Sara Matthieu (born 21 May 1981) is a Belgian politician for Groen who has been serving as a member of European Parliament for Belgium since 2020.

== Biography ==

=== Early life ===
Matthieu grew up in Aalst. Both her parents were actively involved with Agalev, the green party of Flanders, Belgium. She studied Moral Sciences in Ghent, and acquired a Master in Comparable Cultural Studies.

===Beginning of political career===
From a young age Matthieu was interested in green politics. When she was seventeen, she became a member of Agalev's youth wing, and three years later, in 2002, she assumed the role of national spokesperson of Jong Groen, the youths of Groen.

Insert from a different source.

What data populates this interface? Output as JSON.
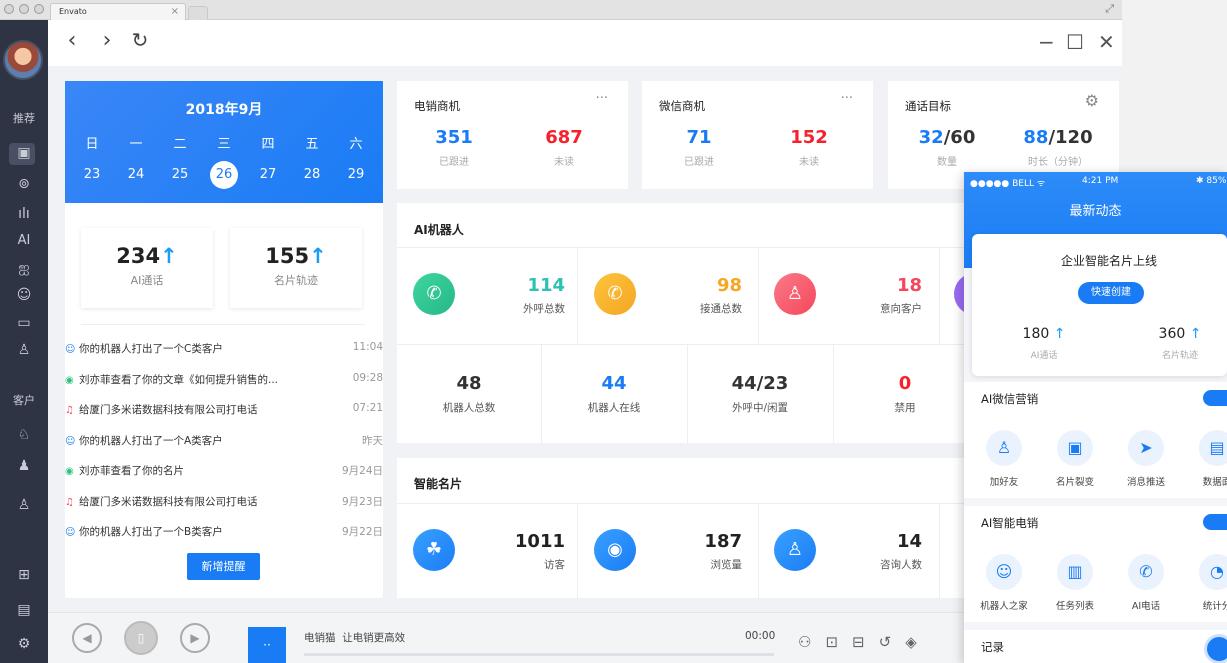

In 2010 she got a job as political advisor for Bruno de Lille, Brussels state secretary, becoming his chief of staff in 2013. From 2016 until 2020 she was party secretary for Groen in the Brussels Parliament.

In October 2012 Matthieu was elected in the city council in Ghent, to be sworn in in 2013. She continued this role until January 2025.

===European parliament===
In 2020, Matthieu succeeded Petra De Sutter who had to resign her mandate as Member of the European Parliament to join the government of Prime Minister Alexander De Croo. In parliament, she has since been serving on the Committee on International Trade. In this capacity, she has been the parliament's co-rapporteur on minimum income.

In addition to her committee assignments, Matthieu is part of the parliament's delegation for relations with the countries of South Asia. She is also a member of the European Parliament Intergroup on LGBT Rights.

In June 2024 she got re-elected as an MEP. She is a member of the Committee on Industry, Research and Energy, and continues to be part of the South Asia relations delegation.